Джереми Фолк не дал прямого ответа. Когда он встал, в его движениях снова появилась привычная неуклюжесть. Но не в голосе.
– Я привез отчеты, которые мы получили из трех детективных бюро, – сказал он. – Я их вам оставлю.
– Бесполезно.
– Согласен, – сказал он. Снова окинул взглядом комнату. – Я ясно вижу, что вы не хотите вмешиваться в это дело. Но, боюсь, я буду отравлять вам жизнь, пока вы не согласитесь.
– Делайте ваше грязное дело.
Он улыбнулся.
– Грязное дело свершилось около тридцати лет назад, разве не так? Еще до того, как оба мы родились. А сейчас грязь просто снова всплыла.
– Наше вам спасибо.
Он вытащил длинный пухлый конверт из внутреннего кармана своего деревенского твидового пиджака и осторожно положил его на стол.
– Отчеты не особо длинные. Вы ведь можете просто прочесть их, правда?
Он и не ждал ответа. Он просто с рассеянным видом пошел к двери, показывая, что готов уйти. Я шел за ним вниз по лестнице вплоть до его машины.
– Кстати, – сказал он, неуклюже застыв на полпути к водительскому сиденью, – миссис Нор на самом деле умирает. У нее рак позвоночника. Уже с метастазами. Говорят, сделать ничего нельзя. Она проживет, может, недель шесть или чуть больше. Они не могут сказать.
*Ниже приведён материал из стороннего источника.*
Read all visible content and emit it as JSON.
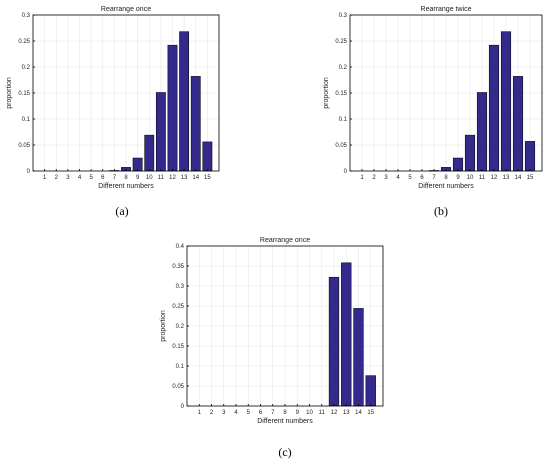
{
  "chart_data": [
    {
      "type": "bar",
      "panel_label": "(a)",
      "title": "Rearrange once",
      "xlabel": "Different numbers",
      "ylabel": "proportion",
      "categories": [
        "1",
        "2",
        "3",
        "4",
        "5",
        "6",
        "7",
        "8",
        "9",
        "10",
        "11",
        "12",
        "13",
        "14",
        "15"
      ],
      "values": [
        0,
        0,
        0,
        0,
        0,
        0,
        0.001,
        0.007,
        0.025,
        0.069,
        0.151,
        0.242,
        0.268,
        0.182,
        0.056
      ],
      "ylim": [
        0,
        0.3
      ],
      "yticks": [
        "0",
        "0.05",
        "0.1",
        "0.15",
        "0.2",
        "0.25",
        "0.3"
      ],
      "grid": true
    },
    {
      "type": "bar",
      "panel_label": "(b)",
      "title": "Rearrange twice",
      "xlabel": "Different numbers",
      "ylabel": "proportion",
      "categories": [
        "1",
        "2",
        "3",
        "4",
        "5",
        "6",
        "7",
        "8",
        "9",
        "10",
        "11",
        "12",
        "13",
        "14",
        "15"
      ],
      "values": [
        0,
        0,
        0,
        0,
        0,
        0,
        0.001,
        0.007,
        0.025,
        0.069,
        0.151,
        0.242,
        0.268,
        0.182,
        0.057
      ],
      "ylim": [
        0,
        0.3
      ],
      "yticks": [
        "0",
        "0.05",
        "0.1",
        "0.15",
        "0.2",
        "0.25",
        "0.3"
      ],
      "grid": true
    },
    {
      "type": "bar",
      "panel_label": "(c)",
      "title": "Rearrange once",
      "xlabel": "Different numbers",
      "ylabel": "proportion",
      "categories": [
        "1",
        "2",
        "3",
        "4",
        "5",
        "6",
        "7",
        "8",
        "9",
        "10",
        "11",
        "12",
        "13",
        "14",
        "15"
      ],
      "values": [
        0,
        0,
        0,
        0,
        0,
        0,
        0,
        0,
        0,
        0,
        0,
        0.322,
        0.358,
        0.244,
        0.076
      ],
      "ylim": [
        0,
        0.4
      ],
      "yticks": [
        "0",
        "0.05",
        "0.1",
        "0.15",
        "0.2",
        "0.25",
        "0.3",
        "0.35",
        "0.4"
      ],
      "grid": true
    }
  ]
}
Потому… в смысле… времени нет, понимаете?
Я с удовольствием весь день проработал в проявочной, проявляя и печатая черно-белые снимки миссис Миллес и разгрома в ее доме. Снимки вышли четкие и резкие, так что можно было даже прочесть бумаги на полу, и я вдруг задумался – где же пролегает эта граница между явным тщеславием и просто удовольствием от хорошо сделанной работы? Возможно, тщеславием было вешать на стену серебристые березы… но если отвлечься от содержания, то печатание большого фотоснимка – техническая проблема, и все получилось как надо… да и скульптор разве прячет под мешковиной лучшие свои статуи?
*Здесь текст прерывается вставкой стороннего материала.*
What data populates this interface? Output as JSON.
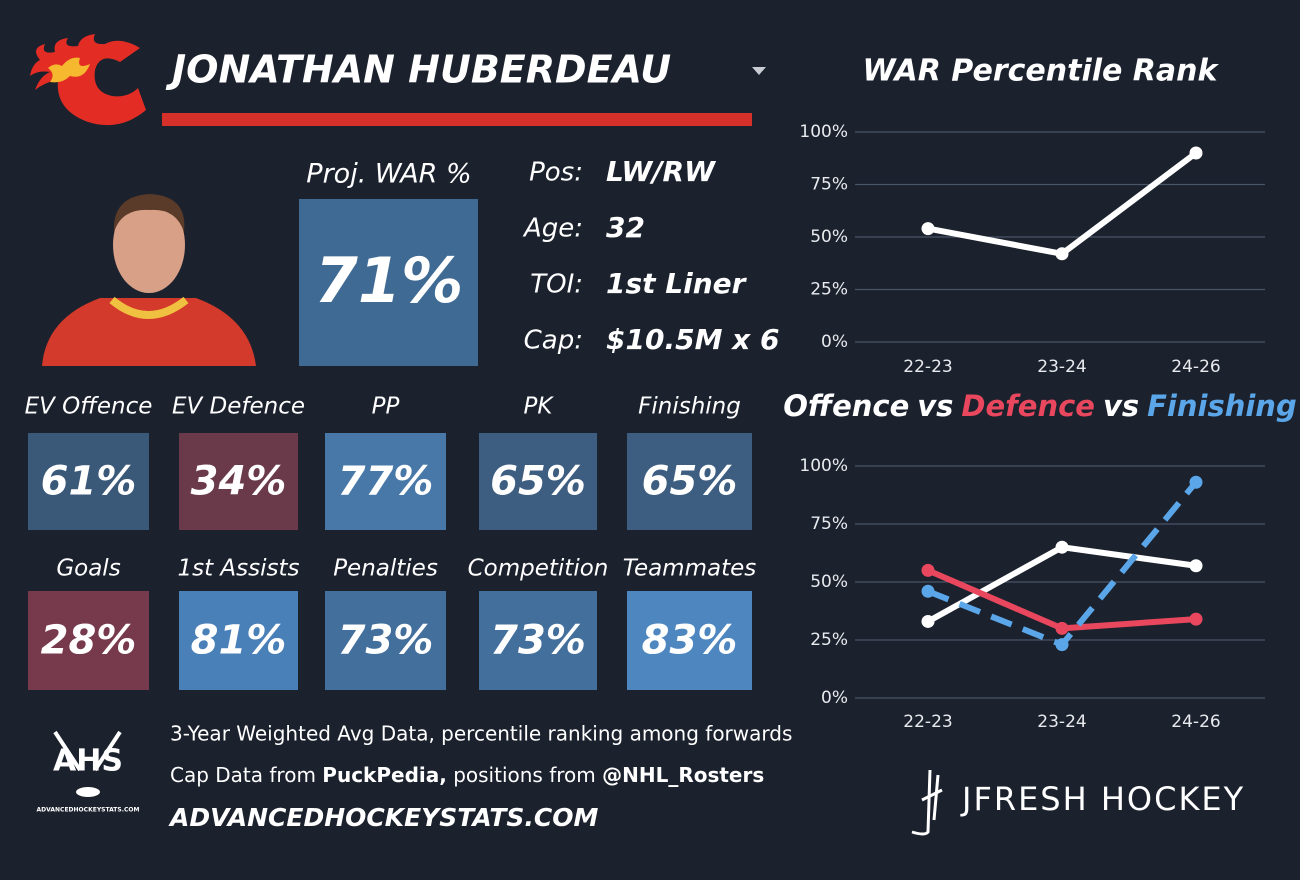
{
  "header": {
    "name": "JONATHAN HUBERDEAU"
  },
  "projection": {
    "label": "Proj. WAR %",
    "value": "71%",
    "color": "#3f6a93"
  },
  "info": [
    {
      "label": "Pos:",
      "value": "LW/RW"
    },
    {
      "label": "Age:",
      "value": "32"
    },
    {
      "label": "TOI:",
      "value": "1st Liner"
    },
    {
      "label": "Cap:",
      "value": "$10.5M x 6"
    }
  ],
  "tiles": [
    [
      {
        "label": "EV Offence",
        "value": "61%",
        "color": "#3a5878"
      },
      {
        "label": "EV Defence",
        "value": "34%",
        "color": "#6a3a4b"
      },
      {
        "label": "PP",
        "value": "77%",
        "color": "#4878a8"
      },
      {
        "label": "PK",
        "value": "65%",
        "color": "#3e5e81"
      },
      {
        "label": "Finishing",
        "value": "65%",
        "color": "#3e5e81"
      }
    ],
    [
      {
        "label": "Goals",
        "value": "28%",
        "color": "#773a4d"
      },
      {
        "label": "1st Assists",
        "value": "81%",
        "color": "#4a80b8"
      },
      {
        "label": "Penalties",
        "value": "73%",
        "color": "#436f9c"
      },
      {
        "label": "Competition",
        "value": "73%",
        "color": "#436f9c"
      },
      {
        "label": "Teammates",
        "value": "83%",
        "color": "#4e87c0"
      }
    ]
  ],
  "footer": {
    "logo": "AHS",
    "logo_caption": "ADVANCEDHOCKEYSTATS.COM",
    "line1": "3-Year Weighted Avg Data, percentile ranking among forwards",
    "line2": [
      {
        "text": "Cap Data from ",
        "bold": false
      },
      {
        "text": "PuckPedia,",
        "bold": true
      },
      {
        "text": " positions from ",
        "bold": false
      },
      {
        "text": "@NHL_Rosters",
        "bold": true
      }
    ],
    "url": "ADVANCEDHOCKEYSTATS.COM",
    "brand": "JFRESH HOCKEY"
  },
  "chart_data": [
    {
      "type": "line",
      "title": "WAR Percentile Rank",
      "categories": [
        "22-23",
        "23-24",
        "24-26"
      ],
      "values": [
        54,
        42,
        90
      ],
      "color": "#ffffff",
      "ylim": [
        0,
        100
      ],
      "yticks": [
        {
          "value": 0,
          "label": "0%"
        },
        {
          "value": 25,
          "label": "25%"
        },
        {
          "value": 50,
          "label": "50%"
        },
        {
          "value": 75,
          "label": "75%"
        },
        {
          "value": 100,
          "label": "100%"
        }
      ],
      "grid": true
    },
    {
      "type": "line",
      "title_separator": "vs",
      "categories": [
        "22-23",
        "23-24",
        "24-26"
      ],
      "series": [
        {
          "name": "Offence",
          "color": "#ffffff",
          "dashed": false,
          "values": [
            33,
            65,
            57
          ]
        },
        {
          "name": "Defence",
          "color": "#e8475d",
          "dashed": false,
          "values": [
            55,
            30,
            34
          ]
        },
        {
          "name": "Finishing",
          "color": "#5aa6e8",
          "dashed": true,
          "values": [
            46,
            23,
            93
          ]
        }
      ],
      "ylim": [
        0,
        100
      ],
      "yticks": [
        {
          "value": 0,
          "label": "0%"
        },
        {
          "value": 25,
          "label": "25%"
        },
        {
          "value": 50,
          "label": "50%"
        },
        {
          "value": 75,
          "label": "75%"
        },
        {
          "value": 100,
          "label": "100%"
        }
      ],
      "grid": true
    }
  ]
}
Конверт, который принес Фолк, по-прежнему нераспечатанный, лежал наверху на столе, где Джереми его и оставил. Я, проголодавшись, поел немного помидоров и мюсли, убрался в проявочной, в шесть часов запер дом и пошел вверх по дороге к Гарольду Осборну.
В шесть часов по воскресеньям он ждал меня на рюмочку, и каждое воскресенье от шести до семи мы разговаривали о том, что произошло за прошлую неделю, и обсуждали планы на неделю будущую. Несмотря на свое непредсказуемое настроение, что маятником качалось от депрессии к эйфории, Гарольд был человеком методичным и терпеть не мог, когда что-нибудь мешало нашим посиделкам, которые он называл военными советами. В этот час на телефонные звонки отвечала его жена, записывая, что ему передать и кому перезвонить. Как-то раз при мне у них вышел страшный скандал, поскольку она ворвалась в комнату, чтобы сказать, что их собаку сбила машина.
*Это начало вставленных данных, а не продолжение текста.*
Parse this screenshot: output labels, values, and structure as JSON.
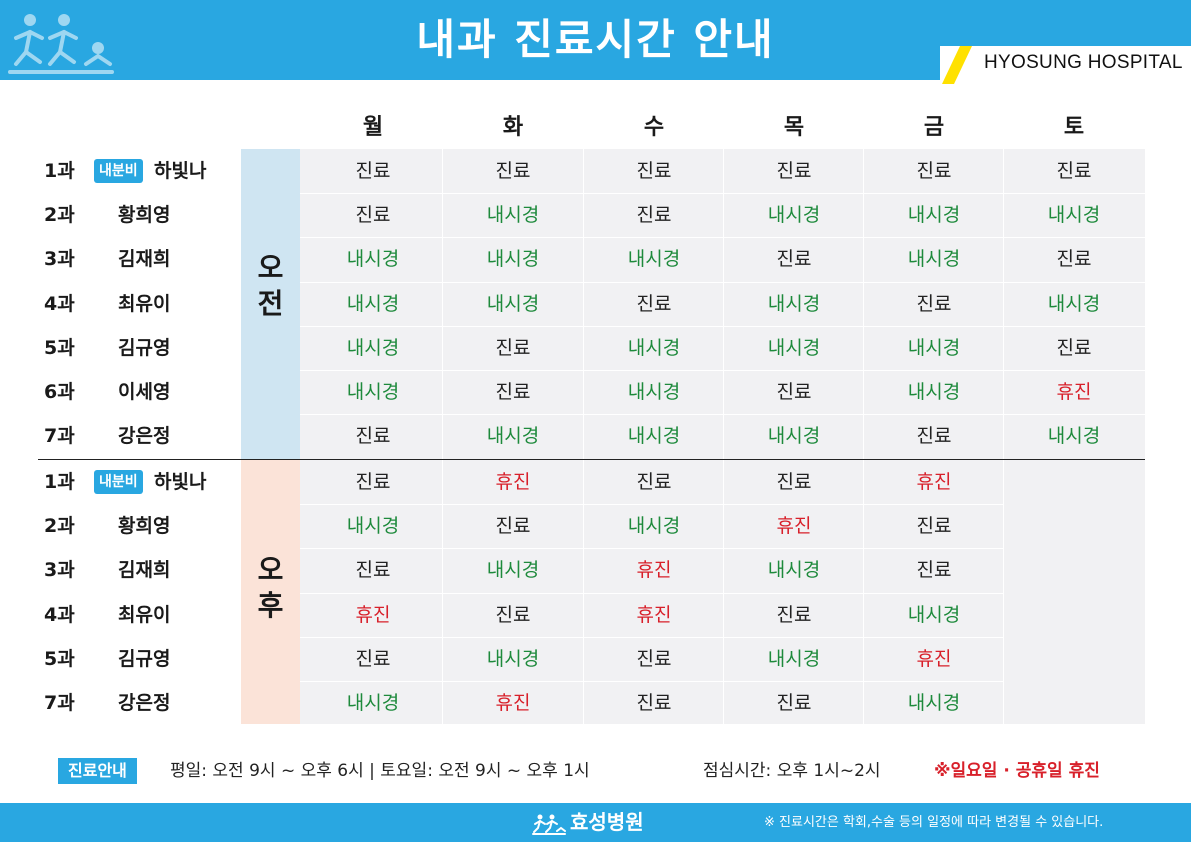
{
  "header": {
    "title": "내과 진료시간 안내",
    "brand": "HYOSUNG HOSPITAL",
    "logo_icon": "people-logo-icon"
  },
  "days": [
    "월",
    "화",
    "수",
    "목",
    "금",
    "토"
  ],
  "am": {
    "label": "오전",
    "rows": [
      {
        "dept": "1과",
        "badge": "내분비",
        "doctor": "하빛나",
        "slots": [
          "진료",
          "진료",
          "진료",
          "진료",
          "진료",
          "진료"
        ]
      },
      {
        "dept": "2과",
        "badge": "",
        "doctor": "황희영",
        "slots": [
          "진료",
          "내시경",
          "진료",
          "내시경",
          "내시경",
          "내시경"
        ]
      },
      {
        "dept": "3과",
        "badge": "",
        "doctor": "김재희",
        "slots": [
          "내시경",
          "내시경",
          "내시경",
          "진료",
          "내시경",
          "진료"
        ]
      },
      {
        "dept": "4과",
        "badge": "",
        "doctor": "최유이",
        "slots": [
          "내시경",
          "내시경",
          "진료",
          "내시경",
          "진료",
          "내시경"
        ]
      },
      {
        "dept": "5과",
        "badge": "",
        "doctor": "김규영",
        "slots": [
          "내시경",
          "진료",
          "내시경",
          "내시경",
          "내시경",
          "진료"
        ]
      },
      {
        "dept": "6과",
        "badge": "",
        "doctor": "이세영",
        "slots": [
          "내시경",
          "진료",
          "내시경",
          "진료",
          "내시경",
          "휴진"
        ]
      },
      {
        "dept": "7과",
        "badge": "",
        "doctor": "강은정",
        "slots": [
          "진료",
          "내시경",
          "내시경",
          "내시경",
          "진료",
          "내시경"
        ]
      }
    ]
  },
  "pm": {
    "label": "오후",
    "rows": [
      {
        "dept": "1과",
        "badge": "내분비",
        "doctor": "하빛나",
        "slots": [
          "진료",
          "휴진",
          "진료",
          "진료",
          "휴진"
        ]
      },
      {
        "dept": "2과",
        "badge": "",
        "doctor": "황희영",
        "slots": [
          "내시경",
          "진료",
          "내시경",
          "휴진",
          "진료"
        ]
      },
      {
        "dept": "3과",
        "badge": "",
        "doctor": "김재희",
        "slots": [
          "진료",
          "내시경",
          "휴진",
          "내시경",
          "진료"
        ]
      },
      {
        "dept": "4과",
        "badge": "",
        "doctor": "최유이",
        "slots": [
          "휴진",
          "진료",
          "휴진",
          "진료",
          "내시경"
        ]
      },
      {
        "dept": "5과",
        "badge": "",
        "doctor": "김규영",
        "slots": [
          "진료",
          "내시경",
          "진료",
          "내시경",
          "휴진"
        ]
      },
      {
        "dept": "7과",
        "badge": "",
        "doctor": "강은정",
        "slots": [
          "내시경",
          "휴진",
          "진료",
          "진료",
          "내시경"
        ]
      }
    ]
  },
  "info": {
    "tag": "진료안내",
    "hours": "평일: 오전 9시 ~ 오후 6시  |  토요일: 오전 9시 ~ 오후 1시",
    "lunch": "점심시간: 오후 1시~2시",
    "closed": "※일요일 · 공휴일 휴진"
  },
  "footer": {
    "logo_text": "효성병원",
    "note": "※ 진료시간은 학회,수술 등의 일정에 따라 변경될 수 있습니다."
  },
  "colors": {
    "brand_blue": "#29a7e1",
    "endoscopy_green": "#1e8a3c",
    "closed_red": "#d8202a",
    "am_band": "#cfe5f2",
    "pm_band": "#fbe3d8",
    "accent_yellow": "#ffe100"
  }
}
– Могла бы подождать двадцать минут! – взревел он. – Как я теперь могу сосредоточиться на указаниях Филипу насчет Швеппса?
– Но собака! – рыдала она.
– К черту собаку!
Он несколько минут выговаривал ей, а затем вышел на дорогу и стал рыдать над изуродованным телом своего друга. Наверное, в Гарольде было то, чего не было во мне, – он был эмоционален, вспыльчив, порой его прямо-таки распирало от чувств, от гнева или любви, он был хитер и обладал утонченным вкусом. Мы были сходны лишь в одном – в нашей вере в то, что мы сможем сделать все как надо, и это молчаливое соглашение было основой мира между нами и держало нас вместе. Он мог бешено орать на меня, понимая, что я не обижусь, и поскольку я хорошо его знал, то и не обижался. Другие жокеи, тренеры и некоторые журналисты часто говорили мне с различной степенью раздражения или насмешки: «Как ты только с этим миришься?» И я всегда честно отвечал: «Легко».